Friday, January 25, 2008

Poverty in America



I just finished reading The Working Poor - Invisible in America by David Shipler, Pulitzer Prize-Winning author of Arab and Jew: Wounded Spirits in a Promised Land which I would like to find soon. Maybe it will help me better understand what is going on over there.

Here is a brief excerpt describing the population of people who are fully employed and working hard and yet live below the poverty level in the United States. “They help you find merchandise in Walmart; they wait on you in stores, harvest your food, clean your offices, sew your clothes. They package lights for your kids’ bikes and they assemble books of wallpaper samples to help you redecorate. . ."

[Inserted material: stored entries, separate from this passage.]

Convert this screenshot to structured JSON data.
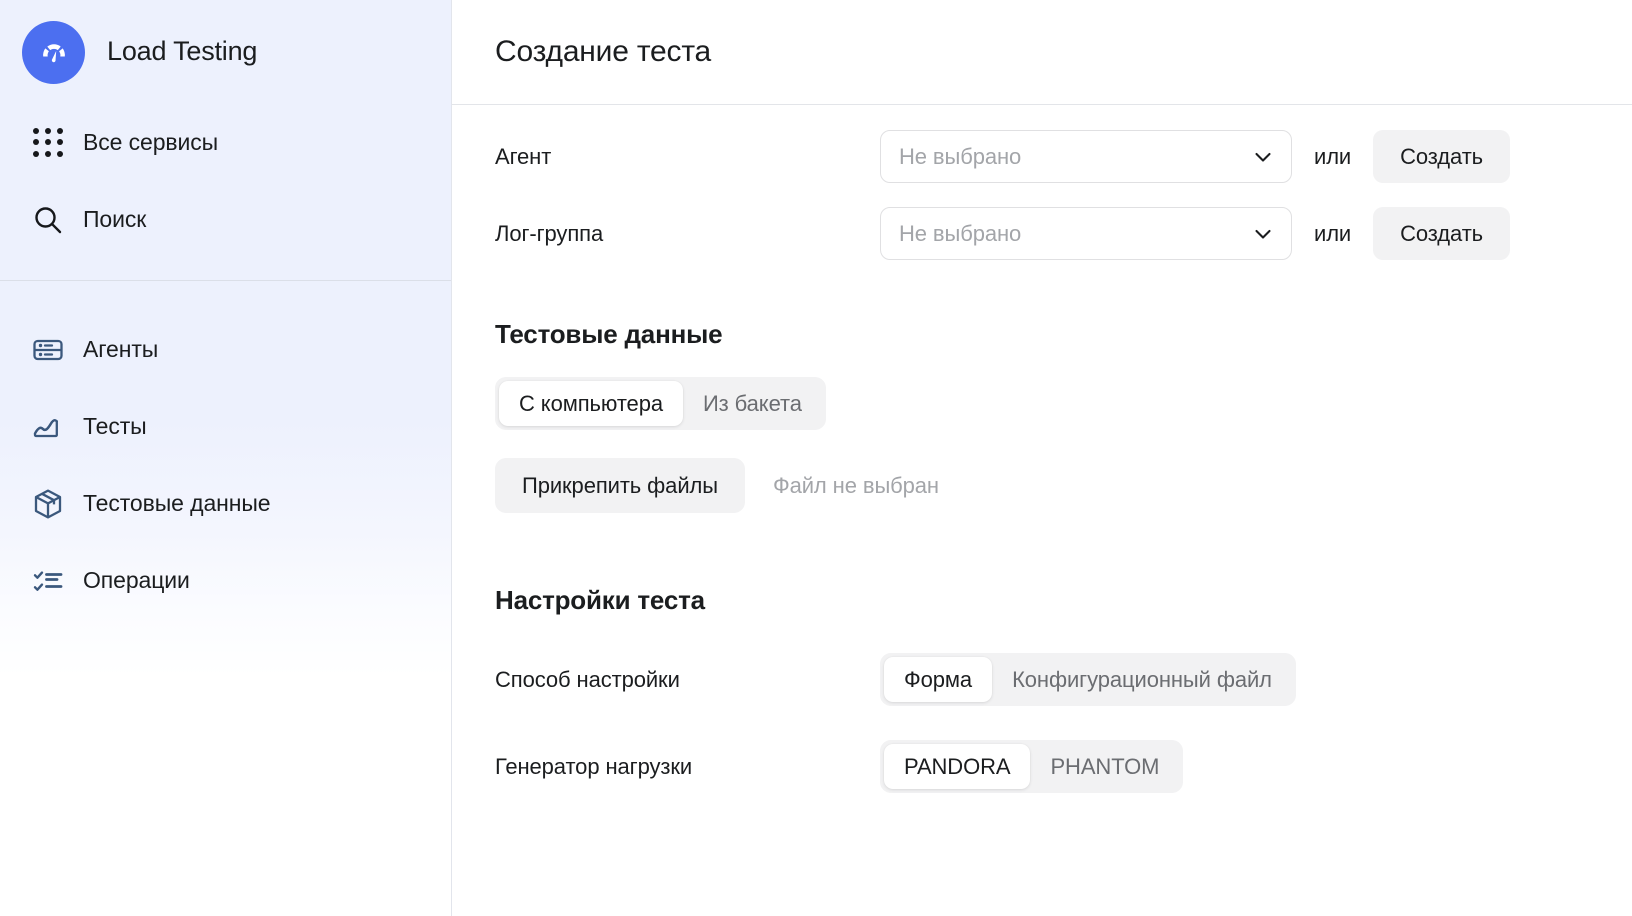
{
  "brand": {
    "title": "Load Testing",
    "logo_icon": "speedometer-icon",
    "logo_color": "#4c6ff0"
  },
  "sidebar": {
    "top_items": [
      {
        "label": "Все сервисы",
        "icon": "grid-dots-icon"
      },
      {
        "label": "Поиск",
        "icon": "search-icon"
      }
    ],
    "main_items": [
      {
        "label": "Агенты",
        "icon": "server-icon"
      },
      {
        "label": "Тесты",
        "icon": "chart-line-icon"
      },
      {
        "label": "Тестовые данные",
        "icon": "box-icon"
      },
      {
        "label": "Операции",
        "icon": "checklist-icon"
      }
    ],
    "background_color": "#edf1fd",
    "icon_color": "#3b587d"
  },
  "header": {
    "title": "Создание теста"
  },
  "form": {
    "rows": [
      {
        "label": "Агент",
        "select_placeholder": "Не выбрано",
        "select_value": "",
        "chevron_icon": "chevron-down-icon",
        "or_label": "или",
        "button_label": "Создать"
      },
      {
        "label": "Лог-группа",
        "select_placeholder": "Не выбрано",
        "select_value": "",
        "chevron_icon": "chevron-down-icon",
        "or_label": "или",
        "button_label": "Создать"
      }
    ]
  },
  "test_data": {
    "title": "Тестовые данные",
    "source_tabs": [
      {
        "label": "С компьютера",
        "active": true
      },
      {
        "label": "Из бакета",
        "active": false
      }
    ],
    "attach_button_label": "Прикрепить файлы",
    "file_status": "Файл не выбран"
  },
  "test_settings": {
    "title": "Настройки теста",
    "rows": [
      {
        "label": "Способ настройки",
        "options": [
          {
            "label": "Форма",
            "active": true
          },
          {
            "label": "Конфигурационный файл",
            "active": false
          }
        ]
      },
      {
        "label": "Генератор нагрузки",
        "options": [
          {
            "label": "PANDORA",
            "active": true
          },
          {
            "label": "PHANTOM",
            "active": false
          }
        ]
      }
    ]
  },
  "colors": {
    "accent": "#4c6ff0",
    "sidebar_bg": "#edf1fd",
    "control_bg": "#f2f2f3",
    "muted_text": "#a3a5a9",
    "text": "#1b1d1f"
  }
}
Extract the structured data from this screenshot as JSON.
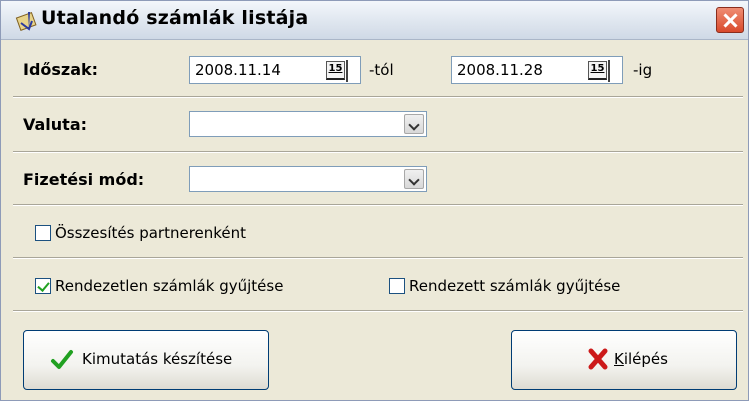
{
  "window": {
    "title": "Utalandó számlák listája"
  },
  "period": {
    "label": "Időszak:",
    "from_value": "2008.11.14",
    "from_suffix": "-tól",
    "to_value": "2008.11.28",
    "to_suffix": "-ig",
    "calendar_glyph": "15"
  },
  "currency": {
    "label": "Valuta:",
    "value": ""
  },
  "payment_method": {
    "label": "Fizetési mód:",
    "value": ""
  },
  "options": {
    "summary_per_partner": {
      "label": "Összesítés partnerenként",
      "checked": false
    },
    "unsettled_invoices": {
      "label": "Rendezetlen számlák gyűjtése",
      "checked": true
    },
    "settled_invoices": {
      "label": "Rendezett számlák gyűjtése",
      "checked": false
    }
  },
  "buttons": {
    "create_report": "Kimutatás készítése",
    "exit": "Kilépés"
  },
  "colors": {
    "check_green": "#21a121",
    "exit_red": "#cc1a1a"
  },
  "icons": {
    "create_report": "checkmark-icon",
    "exit": "red-x-icon",
    "title": "money-icon"
  }
}
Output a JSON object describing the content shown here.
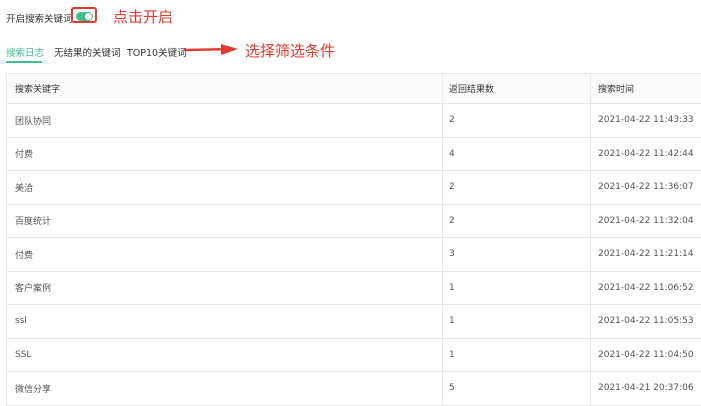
{
  "toggle": {
    "label": "开启搜索关键词",
    "enabled": true
  },
  "annotations": {
    "enable_hint": "点击开启",
    "filter_hint": "选择筛选条件"
  },
  "tabs": [
    {
      "label": "搜索日志",
      "active": true
    },
    {
      "label": "无结果的关键词",
      "active": false
    },
    {
      "label": "TOP10关键词",
      "active": false
    }
  ],
  "table": {
    "headers": [
      "搜索关键字",
      "返回结果数",
      "搜索时间"
    ],
    "rows": [
      [
        "团队协同",
        "2",
        "2021-04-22 11:43:33"
      ],
      [
        "付费",
        "4",
        "2021-04-22 11:42:44"
      ],
      [
        "美洽",
        "2",
        "2021-04-22 11:36:07"
      ],
      [
        "百度统计",
        "2",
        "2021-04-22 11:32:04"
      ],
      [
        "付费",
        "3",
        "2021-04-22 11:21:14"
      ],
      [
        "客户案例",
        "1",
        "2021-04-22 11:06:52"
      ],
      [
        "ssl",
        "1",
        "2021-04-22 11:05:53"
      ],
      [
        "SSL",
        "1",
        "2021-04-22 11:04:50"
      ],
      [
        "微信分享",
        "5",
        "2021-04-21 20:37:06"
      ]
    ]
  },
  "colors": {
    "accent": "#3cbf93",
    "annotation": "#e23a2e",
    "border": "#e8e8e8"
  }
}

"One little girl in the intensive care unit, [she] remembered, had an extreme allergy to cats. The family had a cat. We said, ‘Oh, you really need to get rid of the cat. The child’s really allergic to the cat, and we think that’s part of the reason she has these really bad asthma attacks.’ And the parents looked at me dead on and said, “But the cat kills the rats.’ Clearly the house was the problem, but the solution was part of another problem.”

I would recommend this book to anyone. It will open your eyes and give you a new perspective on being poor in America, not unlike Nickel and Dimed: On (Not) Getting By in America by Barbara Ehrenreich.